Neighborhood Random Walk Graph Sampling for Regularized Bayesian Graph Convolutional Neural Networks

TL;DR

This paper introduces BGCN-NRWS, a Bayesian graph convolutional network that employs neighborhood random walk sampling and variational inference to improve semi-supervised node classification on noisy graphs.

Contribution

It proposes a novel MCMC-based graph sampling method that incorporates graph structure and reduces overfitting in Bayesian GCNs.

Findings

Achieves competitive accuracy on benchmark datasets.

Effectively models uncertainty in noisy graph data.

Reduces overfitting through variational inference layer.

Abstract

In the modern age of social media and networks, graph representations of real-world phenomena have become an incredibly useful source to mine insights.

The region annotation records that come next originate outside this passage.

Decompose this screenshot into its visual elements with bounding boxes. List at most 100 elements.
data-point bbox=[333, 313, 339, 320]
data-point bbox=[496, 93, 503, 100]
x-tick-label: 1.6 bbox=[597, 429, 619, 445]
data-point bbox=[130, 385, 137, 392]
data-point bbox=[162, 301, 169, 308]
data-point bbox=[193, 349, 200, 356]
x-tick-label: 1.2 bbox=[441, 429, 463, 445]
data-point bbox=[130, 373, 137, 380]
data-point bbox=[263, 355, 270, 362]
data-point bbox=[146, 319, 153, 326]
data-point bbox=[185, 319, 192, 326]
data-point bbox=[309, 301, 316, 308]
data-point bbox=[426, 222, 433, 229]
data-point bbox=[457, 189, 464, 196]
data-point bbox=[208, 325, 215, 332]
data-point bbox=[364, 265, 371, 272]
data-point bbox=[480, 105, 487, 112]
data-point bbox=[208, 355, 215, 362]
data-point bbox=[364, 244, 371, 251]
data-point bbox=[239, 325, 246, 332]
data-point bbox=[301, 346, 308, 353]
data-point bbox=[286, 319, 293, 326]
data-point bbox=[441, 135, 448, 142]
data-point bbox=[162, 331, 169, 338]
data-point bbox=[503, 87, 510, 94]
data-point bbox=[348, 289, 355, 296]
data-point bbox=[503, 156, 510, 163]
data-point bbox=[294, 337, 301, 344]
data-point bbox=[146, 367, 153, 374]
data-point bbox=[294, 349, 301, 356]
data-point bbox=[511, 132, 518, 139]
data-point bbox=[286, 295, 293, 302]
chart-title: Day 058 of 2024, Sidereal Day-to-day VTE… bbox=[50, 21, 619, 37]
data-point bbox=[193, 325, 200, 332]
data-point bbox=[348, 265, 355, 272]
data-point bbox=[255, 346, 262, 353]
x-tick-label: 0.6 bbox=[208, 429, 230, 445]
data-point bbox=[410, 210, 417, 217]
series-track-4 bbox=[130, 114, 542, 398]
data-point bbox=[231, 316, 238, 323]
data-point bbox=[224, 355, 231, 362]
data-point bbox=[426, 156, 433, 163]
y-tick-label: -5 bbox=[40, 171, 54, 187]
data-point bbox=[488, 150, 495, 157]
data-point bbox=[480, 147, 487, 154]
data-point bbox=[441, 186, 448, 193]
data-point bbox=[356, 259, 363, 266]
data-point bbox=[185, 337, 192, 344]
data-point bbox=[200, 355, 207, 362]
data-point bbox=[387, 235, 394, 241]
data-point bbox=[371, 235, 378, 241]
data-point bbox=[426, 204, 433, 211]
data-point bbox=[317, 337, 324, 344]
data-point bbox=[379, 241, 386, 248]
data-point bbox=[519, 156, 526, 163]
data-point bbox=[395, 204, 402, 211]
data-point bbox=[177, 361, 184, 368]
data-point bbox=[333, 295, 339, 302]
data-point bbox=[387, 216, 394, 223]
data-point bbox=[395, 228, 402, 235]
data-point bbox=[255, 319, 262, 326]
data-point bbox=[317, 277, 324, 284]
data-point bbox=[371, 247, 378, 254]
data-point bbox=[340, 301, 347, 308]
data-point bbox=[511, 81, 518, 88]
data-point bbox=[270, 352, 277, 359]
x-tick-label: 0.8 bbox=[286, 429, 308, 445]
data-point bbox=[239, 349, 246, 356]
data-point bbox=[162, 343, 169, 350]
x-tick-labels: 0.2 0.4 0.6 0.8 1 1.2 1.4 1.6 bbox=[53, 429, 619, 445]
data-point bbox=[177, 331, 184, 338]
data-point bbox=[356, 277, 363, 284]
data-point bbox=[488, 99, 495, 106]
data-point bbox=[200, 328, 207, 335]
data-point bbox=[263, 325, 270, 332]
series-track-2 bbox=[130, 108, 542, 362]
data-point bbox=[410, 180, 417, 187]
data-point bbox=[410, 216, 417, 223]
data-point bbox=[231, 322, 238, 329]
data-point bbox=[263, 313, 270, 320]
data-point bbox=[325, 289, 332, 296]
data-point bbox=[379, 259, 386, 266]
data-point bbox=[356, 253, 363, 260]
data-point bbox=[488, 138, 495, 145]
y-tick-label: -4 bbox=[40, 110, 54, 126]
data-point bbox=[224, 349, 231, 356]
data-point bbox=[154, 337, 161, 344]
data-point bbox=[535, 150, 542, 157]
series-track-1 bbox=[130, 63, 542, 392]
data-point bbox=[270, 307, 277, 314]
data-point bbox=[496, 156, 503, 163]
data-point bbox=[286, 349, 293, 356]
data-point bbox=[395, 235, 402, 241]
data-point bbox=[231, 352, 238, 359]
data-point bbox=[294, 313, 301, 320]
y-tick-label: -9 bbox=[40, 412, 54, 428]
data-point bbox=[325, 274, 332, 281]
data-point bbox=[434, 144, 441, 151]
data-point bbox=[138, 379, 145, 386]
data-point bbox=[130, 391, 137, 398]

Often, we are interested in understanding how entities in a graph are interconnected. The Graph Neural Network (GNN) has proven to be a very useful tool in a variety of graph learning tasks including node classification, link prediction, and edge classification. However, in most of these tasks, the graph data we are working with may be noisy and may contain spurious edges. That is, there is a lot of uncertainty associated with the underlying graph structure. Recent approaches to modeling uncertainty have been to use a Bayesian framework and view the graph as a random variable with probabilities associated with model parameters. Introducing the Bayesian paradigm to graph-based models, specifically for semi-supervised node classification, has been shown to yield higher classification accuracies. However, the method of graph inference proposed in recent work does not take into account the structure of the graph. In this paper, we propose a novel algorithm called Bayesian Graph Convolutional Network using Neighborhood Random Walk Sampling (BGCN-NRWS), which uses a Markov Chain Monte Carlo (MCMC) based graph sampling algorithm utilizing graph structure, reduces overfitting by using a variational inference layer, and yields consistently competitive classification results compared to the state-of-the-art in semi-supervised node classification.